The Marshland children in my novels are “coracled” (a term I invented) at about ten years old, but their little round boats have an ancient history going all the way back to Caesar. They are still used by river and marsh dwellers around the world. Each one is covered with animal skins or cloth treated with waterproofing before being stretched over the framework.
For long distance travel you paddle from the front in figure eights; for netting fish, you hold your net in one hand and paddle from the side with the other.
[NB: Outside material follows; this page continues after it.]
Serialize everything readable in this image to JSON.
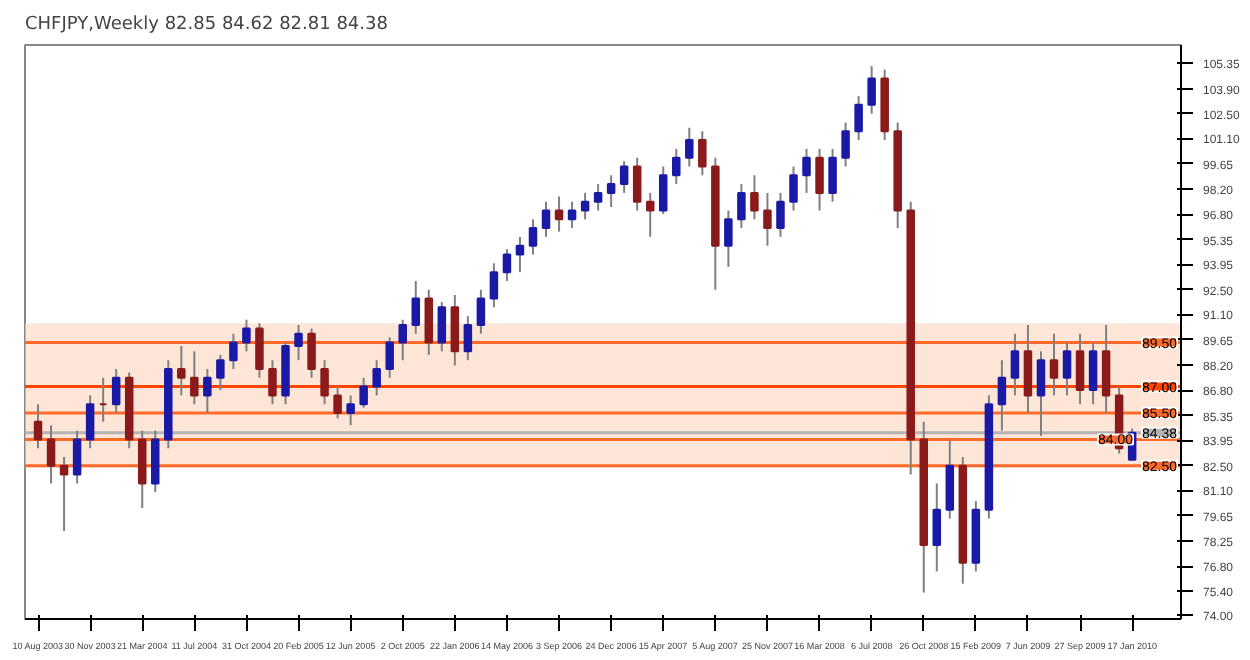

One afternoon during that magical summer when we lived on the boat there was nobody to play with, so I explored the salt marsh, rowing in and out of reeds. Spiders wove intricate webs between frond and frond; eels went about their mysterious business among the underwater grasses; crabs scuttled along the bottom, and blackbirds squawked from far above a green canopy that seemed to enclose me entirely. The sea marsh was bounded by banks of bluish black mud. An entrancing aroma of tidal sludge pervaded everything.
And that was where it all began.
“Say what you will about the lagoon shimmering like a mirror at high tide, I’ll take a nice, redolent mud flat at any time,” remarks Father Robin toward the end of Fly Out of the Darkness.
“’Now that’s the Beauty of Holiness. When all is said and done, yes, when all is said and done, there is a very great deal that can be said for low tide mud.’
And off he went, bobbling and scuttling across the lagoon.”